Ambiverse LogoAmbiverse develops AI technology to automatically understand and analyze big collections of textual data. Our Cloud-based natural language understanding and text analytics API is built on highly-cited research (e.g. by IBM Watson as state-of the-art) at the German Max Planck Institute for Informatics, a world leading research lab. The Ambiverse core technology identifies persons, organizations, products, and other real-world entities in text. For instance, consider the sentence “Page played the hit Kashmir on his uniquely tuned Les Paul.” Our technology understands that “Page” refers to the famous rock guitarist Jimmy Page and not to Larry Page (or any other “Page”), or that Kashmir refers to the song and not the Asian region. The set of entities that our system spots are stored in a continuously expanding knowledge-graph that we mine from trusted web sources. Also, in contrast to other services, our technology is tailored towards running over customer-specific knowledge graphs for highly specialized text analytics. These can be directly provided by the user or built by Ambiverse according to customer requirements and specific data sources. Our long-term goal is to develop language understanding technology so that machines can extract and understand knowledge in order to answer and fulfill complex human requests.

My Research

AIDA is a framework and online tool for entity detection and disambiguation. Given a natural-language text, for example news articles, it maps mentions of ambiguous names onto canonical entities (e.g., individual people or places) registered in the YAGO knowledge base. The source code, JSON Web Service API, and demo is available on the AIDA website.

AIDA Example
Finding the meaning in a sentence with AIDA.

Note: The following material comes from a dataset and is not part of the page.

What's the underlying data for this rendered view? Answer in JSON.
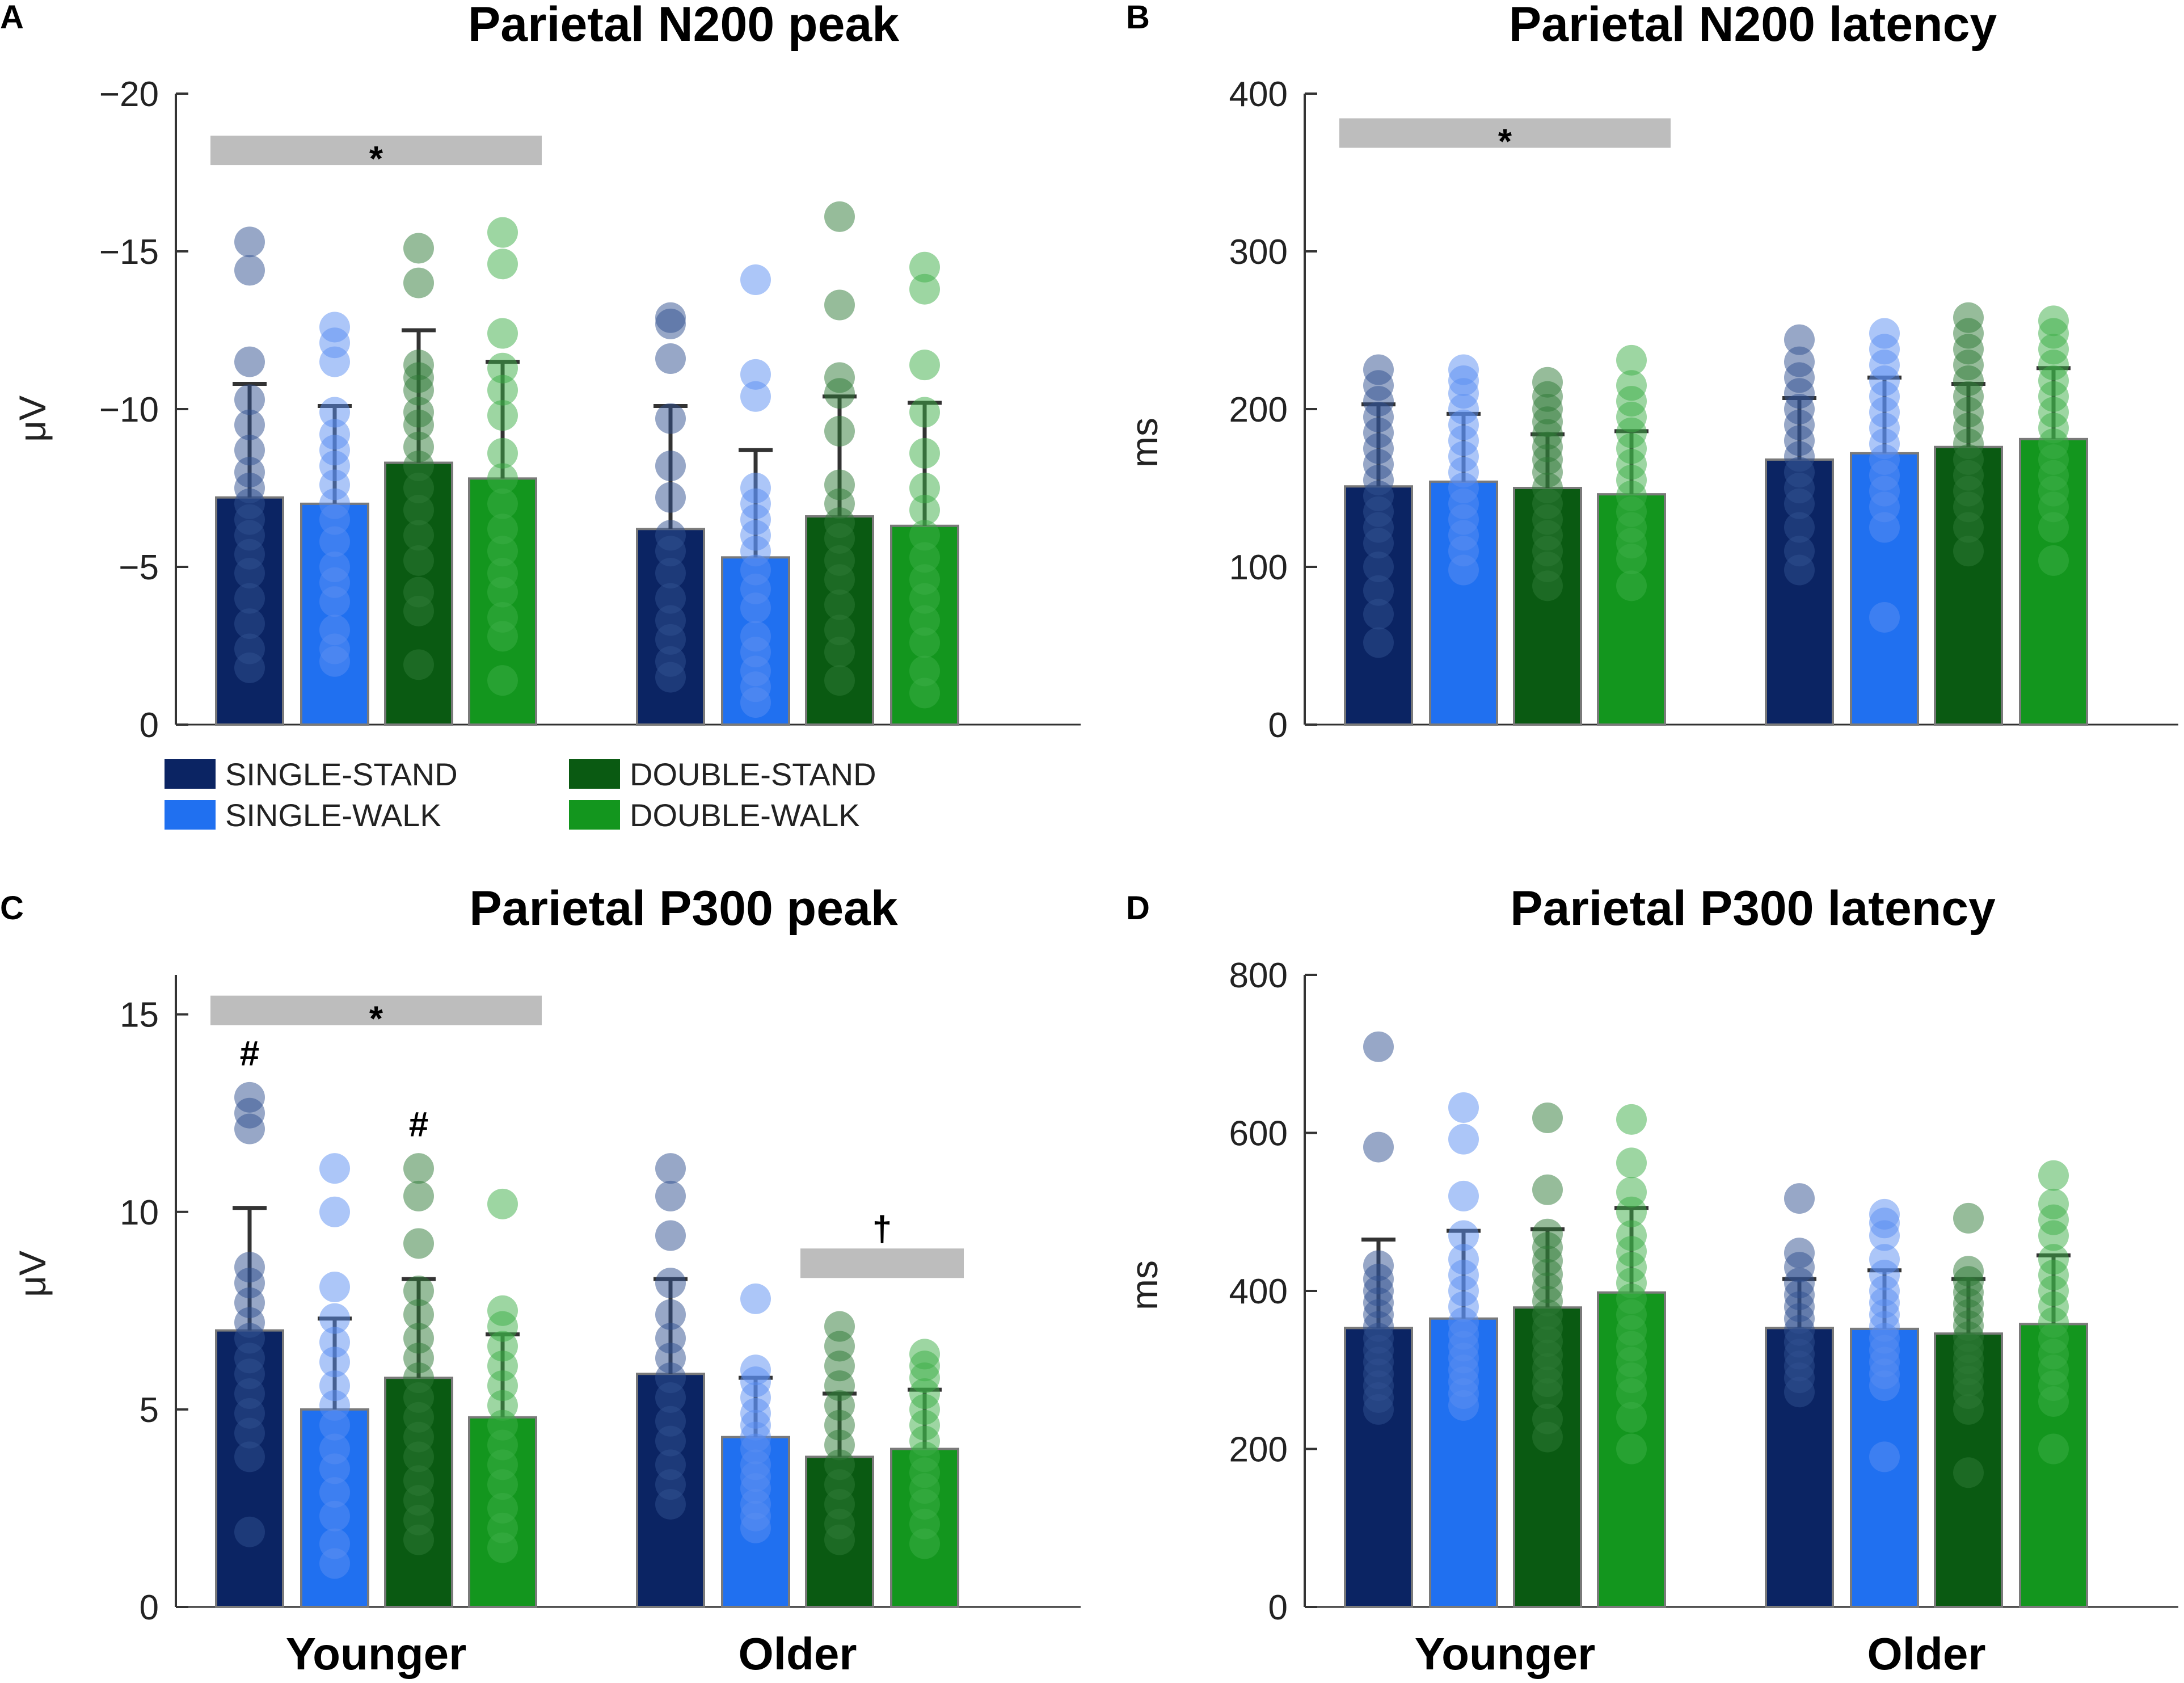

YAGO is a huge semantic knowledge base, derived from WikipediaWordNet and GeoNames. Currently, YAGO has knowledge of more than 10 million entities (like persons, organizations, cities, etc.) and contains more than 120 million facts about these entities. All the data as well as several interfaces to browse and query the data are available on the YAGO website.

STICS is an entity-centric search engine that makes use of AIDA and YAGO. By extending the Google slogan of “things, not strings” to support also entity categories, STICS provides powerful functionality for querying and analyzing news and other text corpora in terms of entities, semantic classes, and text phrases. You can search, for example, for presidents of the United States and the JFK airport, and see how STICS distinguishes between JFK and JFK.